In our society, there’s a common belief that thin models and unrealistic images in ads and magazines cause eating disorders, specifically anorexia nervosa.
But the thin ideal (the desire for thinness) doesn’t cause anorexia. Instead, it plays a different but still damaging role, writes eating disorder specialist Sarah Ravin, Ph.D, in a recent post on her website.
This distinction is important because saying that eating disorders are the result of wanting to be thin trivializes these serious illnesses and makes it seem like EDs are a choice. It’s like Dr. Ravin says: You can’t choose to have anorexia any more than you can choose to have autism or schizophrenia or epilepsy.
Remember that genes play a pivotal role in contributing to ED vulnerability. If you don’t have the genetic susceptibility to anorexia, you won’t have the disorder, explains Dr. Ravin.
In her post, Dr. Ravin lists the significant ways the thin ideal does impact anorexia. I’ve featured several of these ways, because they’re critical to our understanding of anorexia and the impact of society’s disordered view of weight and food.
The thin ideal postpones diagnosis and treatment.
In our society, losing weight is like acing a test, getting a promotion or winning a competition. Sadly, it’s seen as one of the greatest things we can do in our lives, and people will praise you up and down for it.
How often have you decided to eat a salad and someone comments on your virtuous willpower? Or left a few bites on your plate and someone says how wise you are not to eat the whole thing? Or worse, how often have you been sick (with something just awful), and as a result lost weight and received several compliments on your “new” look? Or how often do people envy others who can’t go a day without hitting the gym or the pavement?
This kind of environment makes it that much harder to spot symptoms of anorexia and get the person in treatment. As Dr. Ravin writes:
Since the population is so consumed with dieting and losing weight, children and adolescents in the early stages of AN are usually praised for their willpower around food, for their strenuous exercise regimens, for their avoidance of “fatty foods.” Parents, friends, and even pediatricians will commend kids for losing weight and compliment them on their slim appearance. In their own zest for thinness, adults seem to have forgotten that it is neither normal nor healthy for a child or teenager to lose weight. In this “thin is in” culture, a patient’s AN is often not recognized until he or she is emaciated and visibly ill.
The thin ideal sabotages full recovery.
Even clinicians get caught up in our thin-crazed culture. According to Dr. Ravin, clinicians may set a weight range that’s simply too low for full recovery from anorexia. She writes:
Clinicians often set a target weight range that is much too low for full physical and mental recovery. Eating disorder thoughts and behaviors, as well as the associated anxiety and depression, begin to melt away only when a patient has reached and maintained his or her unique optimal weight range.
When patients reach the BMI that no longer classifies them as underweight (18.5), they’re complimented for their thinness. Not surprisingly, this just reinforces and perpetuates their disordered thinking and the idea that thinness is beautiful and desirable and fatness is anything but. We’re all built differently, so a BMI of 18.5 may be healthy for one person and incredibly unhealthy for another.
The thin ideal fosters fear, guilt and shame around food and fat.
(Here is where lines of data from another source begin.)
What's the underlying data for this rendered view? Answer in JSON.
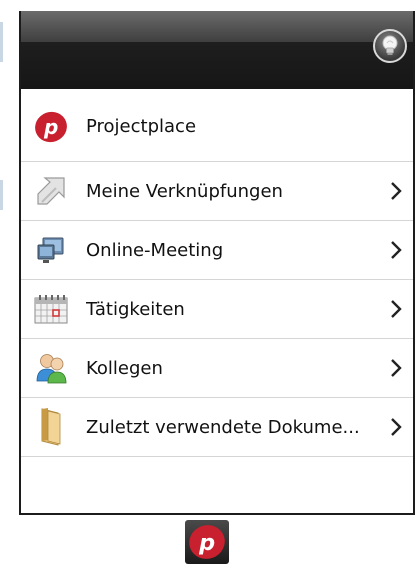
{
  "header": {
    "tip_icon": "lightbulb-icon"
  },
  "menu": {
    "items": [
      {
        "label": "Projectplace",
        "icon": "projectplace-logo-icon",
        "has_submenu": false
      },
      {
        "label": "Meine Verknüpfungen",
        "icon": "shortcut-arrow-icon",
        "has_submenu": true
      },
      {
        "label": "Online-Meeting",
        "icon": "online-meeting-icon",
        "has_submenu": true
      },
      {
        "label": "Tätigkeiten",
        "icon": "calendar-icon",
        "has_submenu": true
      },
      {
        "label": "Kollegen",
        "icon": "people-icon",
        "has_submenu": true
      },
      {
        "label": "Zuletzt verwendete Dokume...",
        "icon": "folder-icon",
        "has_submenu": true
      }
    ]
  },
  "taskbar": {
    "icon": "projectplace-logo-icon"
  },
  "colors": {
    "brand_red": "#c8202f",
    "header_dark": "#161616",
    "divider": "#d5d5d5"
  }
}
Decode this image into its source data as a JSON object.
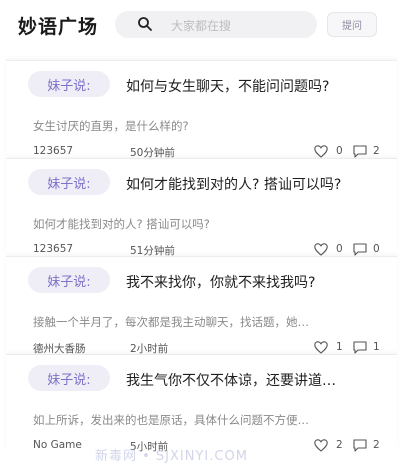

It’s safe to say that our culture collectively fears food and feels guilty for eating “bad” foods like dessert, pasta and fries (anything that’s not a “diet food”). As Dr. Ravin writes, people view themselves and others as bad for eating them. (“I was so bad last night because I had a piece of cake.”) We also feel guilty for not exercising and fear gaining weight.
This is damaging for people with anorexia. According to Dr. Ravin: “This societal moralizing around food and weight validates the symptoms of AN in its early stages and triggers their recurrence when a patient is trying to recover.”
While Dr. Ravin doesn’t think that a more voluptuous ideal would eliminiate or reduce anorexia, she does think it’d make a significant difference in how patients are diagnosed and recover and in how we view anorexia. She writes:
But I believe that patients would be diagnosed sooner, treated earlier, restored to higher (and healthier) weights, and feel somewhat less triggered to restrict after remission. Perhaps the public would also be more apt to see AN for what it really is: an agonizing, life-threatening mental illness that destroys a person’s physical and emotional health.
And, please, remember that the weight-loss and diet industries are the ones that have mainly constructed and perpetuate the thin ideal. There’s nothing virtuous, more attractive or more desirable about being a certain shape or weight. The reason thin is in is because it pays these industries. They get paid when we don’t feel worthy.
Do you think our society is clueless about eating disorders and what causes them? Do you think the thin ideal complicates or delays treatment and recovery?